Frammenti di una piccola Claudia, di suo fratello ma prima di lei, le luci su sua madre, su suo padre e i ricordi. Ricordi reali vissuti, ricordi di cugini d’ America, ricordi riflessi, riportati da sua madre sull’incontro con suo padre. L’inestinguibile sete di capire e comunicare. La speranza di traslare i sentimenti. “I bambini non nascono con il libretto di istruzioni” ma dalle pagine si evince che neanche i genitori ne sono provvisti. L’imprevedibilità delle loro azioni, il volerli immortalare tra le pagine nei loro corpi bellissimi, liberi e alla strenua ricerca della normalità. Strenui combattenti della propria diversità.

Pur lottando l’autrice attraverso l’uso dei ricordi, degli aneddoti, delle brave persone che hanno incrociato la sua strada, dell’amore o del mentore che ha vestito i panni di una figura fondamentale a lei negata, è la solitudine a prendere il sopravvento. La reale protagonista. Emerge fin dall’ infanzia, ricoperta da un velo cupo di malinconia.

La narrazione non concede il tempo necessario ad avvicinarsi e poi affezionarsi a un personaggio o ad un altro.
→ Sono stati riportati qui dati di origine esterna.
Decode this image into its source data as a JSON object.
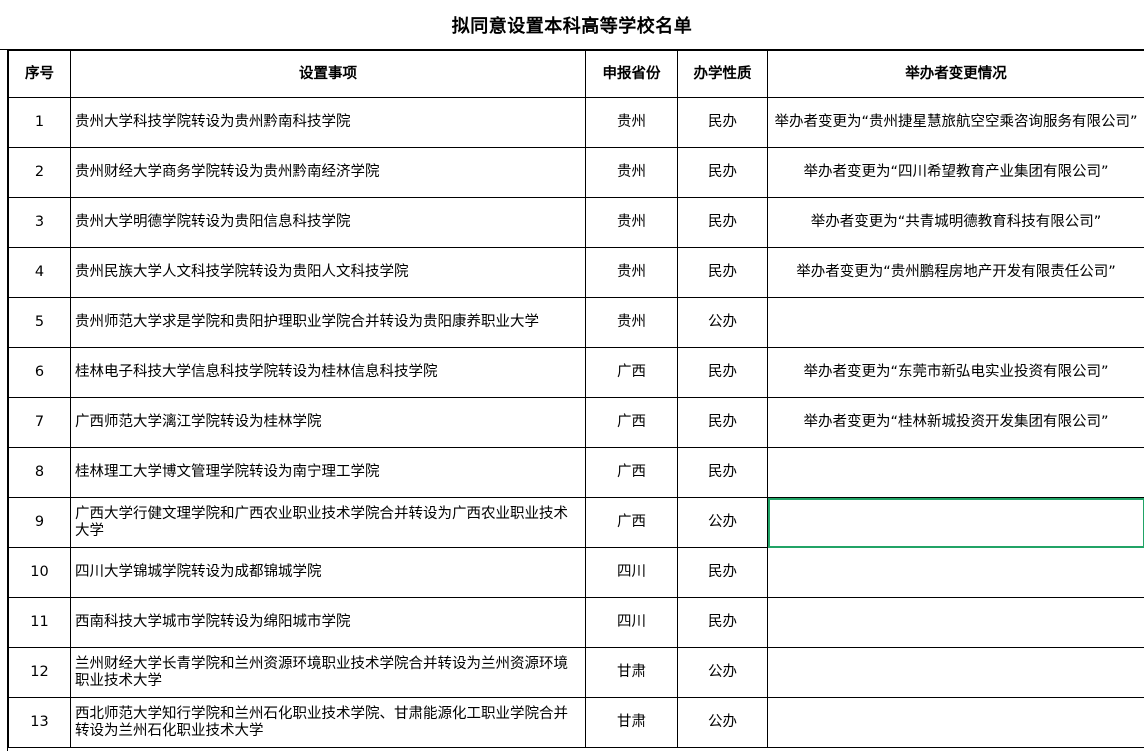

Vuole convincer(si) che non si è soli. Il legame di sangue che ci lega alla famiglia ci impedisce pragmaticamente di reputarci soli o anche di percepire quell’amara sensazione della solitudine.

Stranieri. Straniera per un padre, straniera per il tuo paese, straniera per il paese che ti dà un lavoro e ti vede ogni giorno, straniera per la famiglia in America. E quel senso di solitudine riveste non solo il ruolo di protagonista, ma sembra essere il fine ultimo.

Altri caratteri che emergono dalle pagine, come jolly che spuntano qua e là, in realtà sembrano solo voler rimandare il momento in cui quella solitudine invaderà anche il lettore. Da quella sembra non esserci scampo.

Claudia Durastanti


Claudia Durastanti: Nasce a Brooklyn nel 1984 e tornata in Italia all’età di sei anni. In realtà visiterà gli Stati Uniti a periodi irregolari. Attualmente vive e lavora a Londra. Ha esordito nel 2010 con il romanzo Un giorno verrò a lanciare sassi alla tua finestra vincendo il Premio Mondello Giovani, il Premio Castiglioncello Opera Prima ed arrivando in finale al Premio John Fante. Ha lavorato come traduttrice presso Marsilio e Minimum fax, nel 2013 è uscito il romanzo A Chloe, per le ragioni sbagliate e tre anni dopo Cleopatra va in prigione che parte da un suo racconto precedentemente contenuto nell’antologia L’età della febbre. Ha scritto diversi articoli per periodici come Il mucchio selvaggio e Il Venerdì di Repubblica. Nel 2019 esce il memoir famigliare dedicato alla figura materna La straniera.